Recently, Sunstar Engineering laid off 94 permanent workers and all 80 subcontracted workers, blaming the Covid-19 pandemic and declining orders. All of the 94 permanent workers are union members and were laid off without any previous warning. No other solutions, like voluntary early retirement, were discussed. 

The company also laid off five workers on the employee committee without seeking necessary permission from the Labour Court, clearly violating Thailand’s Labour Relations Act.

The union is saying that contrary to Sunstar Engineering’s claims, the company has shown profits over the last years. After a temporary shutdown of production during a part of April, Sunstar Engineering returned to full operation and production in May.

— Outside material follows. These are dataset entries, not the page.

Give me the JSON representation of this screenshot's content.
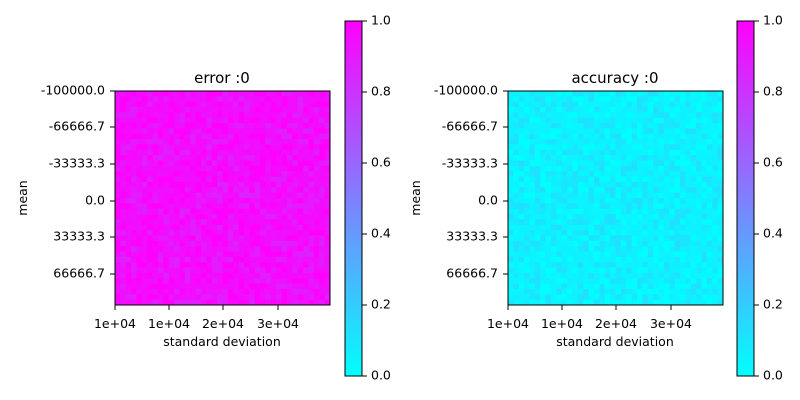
{
  "chart_data": [
    {
      "type": "heatmap",
      "title": "error :0",
      "xlabel": "standard deviation",
      "ylabel": "mean",
      "x_tick_labels": [
        "1e+04",
        "1e+04",
        "2e+04",
        "3e+04"
      ],
      "y_tick_labels": [
        "-100000.0",
        "-66666.7",
        "-33333.3",
        "0.0",
        "33333.3",
        "66666.7"
      ],
      "grid_size": [
        40,
        40
      ],
      "value_base": 0.95,
      "value_noise": 0.08,
      "colorbar": {
        "range": [
          0.0,
          1.0
        ],
        "tick_labels": [
          "0.0",
          "0.2",
          "0.4",
          "0.6",
          "0.8",
          "1.0"
        ],
        "colormap": "cool"
      }
    },
    {
      "type": "heatmap",
      "title": "accuracy :0",
      "xlabel": "standard deviation",
      "ylabel": "mean",
      "x_tick_labels": [
        "1e+04",
        "1e+04",
        "2e+04",
        "3e+04"
      ],
      "y_tick_labels": [
        "-100000.0",
        "-66666.7",
        "-33333.3",
        "0.0",
        "33333.3",
        "66666.7"
      ],
      "grid_size": [
        40,
        40
      ],
      "value_base": 0.05,
      "value_noise": 0.08,
      "colorbar": {
        "range": [
          0.0,
          1.0
        ],
        "tick_labels": [
          "0.0",
          "0.2",
          "0.4",
          "0.6",
          "0.8",
          "1.0"
        ],
        "colormap": "cool"
      }
    }
  ],
  "colors": {
    "cmap_low": "#00ffff",
    "cmap_high": "#ff00ff"
  }
}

According to the union, this is not the first case of union busting. Sunstar Engineering’s human resource manager had warned union members that they were likely to be laid off. The company had also sent a document for union members to sign, saying that the employer would no longer automatically deduct union dues from the salaries.

This intimidation, another clear violation of Thailand’s Labour Relations Act, led to 35 workers leaving the union on 22 May. With further members leaving the union, the union now has less than 20 members.

Together with the ITUC and other global unions, IndustriALL has raised serious concerns on labour violations in Thailand, including violations of the right to freedom of association, to organize and to bargain collectively. Thailand is one of the few countries in the world to have ratified neither ILO Convention 87 on freedom of association, nor ILO Convention 98 on the right to organize and collective bargaining.

In October last year, the US announced that it would partially suspend Thailand’s trade preferences under the Generalised System of Preferences (GSP) in April 2020. The six-month delay was meant to give the Thai government an opportunity to take the necessary steps to protect fundamental workers’ rights. However, most of these concerns have not been addressed in any meaningful way.

IndustriALL Global Union is strongly urging the government to fully address the issues raised in the GSP review, in consultation with legitimate and representative unions, saying that it is frustrating that union busting is continuing and that the government still has not taken the necessary actions.